I am using NASM, x86 and it give me this error and I don't understand why

%include "io.inc"
section .data
 msg: db "hello world",0 
 msg2: db 13
 count: dw 13
section .text
extern printf
global CMAIN

CMAIN:
        push ebp
        mov ebp,esp
        mov eax,msg
        mov ebx,count
        mov esi,0
        mov edi,0
        add edi,count
        dec edi

   again:
            mov eax, msg[esi]
            mov msg2[edi],eax
            inc esi
            dec edi
            loop again

            call printf






        mov esp,ebp
        pop ebp
        ret
1
What error do you get? “it give me this error” is not an error description. What is your question? What line does the error indicate?fuz
@fuz the error is in the question title, but I got confused too at first, then the edit even added more code while those two lines were sort of enough in this particular question.Ped7g
OP: I took a quick look at the other bits of source, and it looks like MASM style, i.e. doing mov ebx,count probably expecting the ebx to load the value 13, but in NASM the memory value must be in brackets, so this will instead store memory address count into ebx, not the value from memory. Not sure which tutorial/book you use, but you will either put more effort in the beginning to not just learn x86 asm, but also to learn to recognize MASM vs NASM (small) syntax differences and fix them, or you should switch book or the assembler. All of those options sounds OK (maybe even try all!).Ped7g

1 Answers

2
votes

Because those two lines are not in NASM syntax.

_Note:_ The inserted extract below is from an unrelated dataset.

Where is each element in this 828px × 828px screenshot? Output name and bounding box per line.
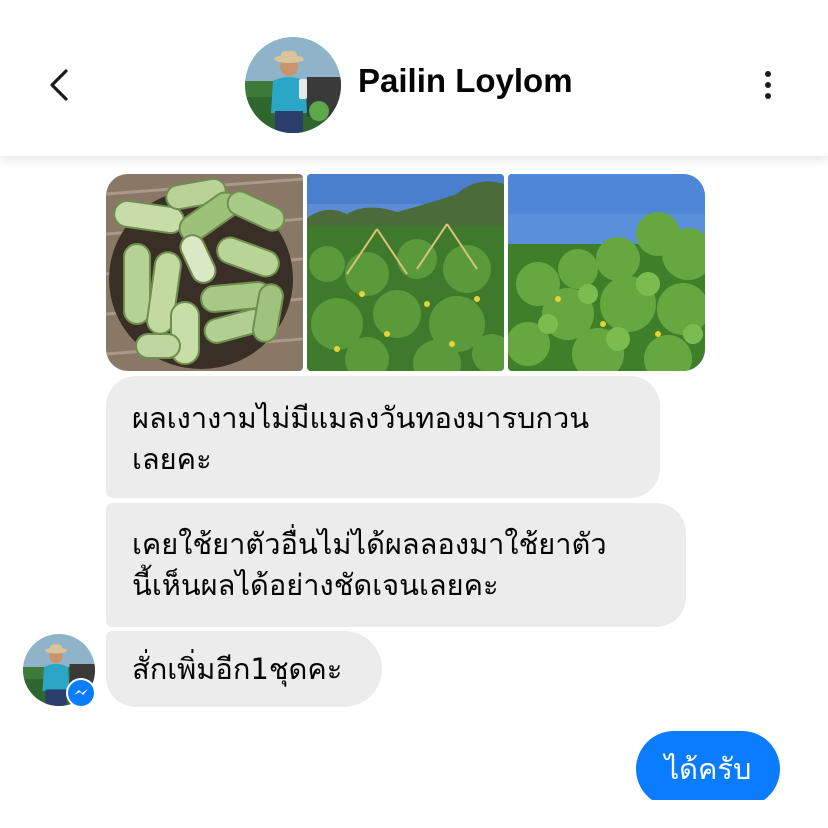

The mov eax, msg[esi] is almost parsed as mov eax,msg (load eax with address of msg), but then unexpected [esi] happens instead of new line.

The mov msg2[edi],eax is hard to guess, what it is like for parser (mov immediate,eax doesn't exist), but nothing legal either.

If you want to work with memory values, put whole address calculation inside brackets, like:

        mov eax, [msg+esi]
        mov [msg2+edi], eax

See NASM documentation - 3.3 Effective Addresses for full syntax of memory operands.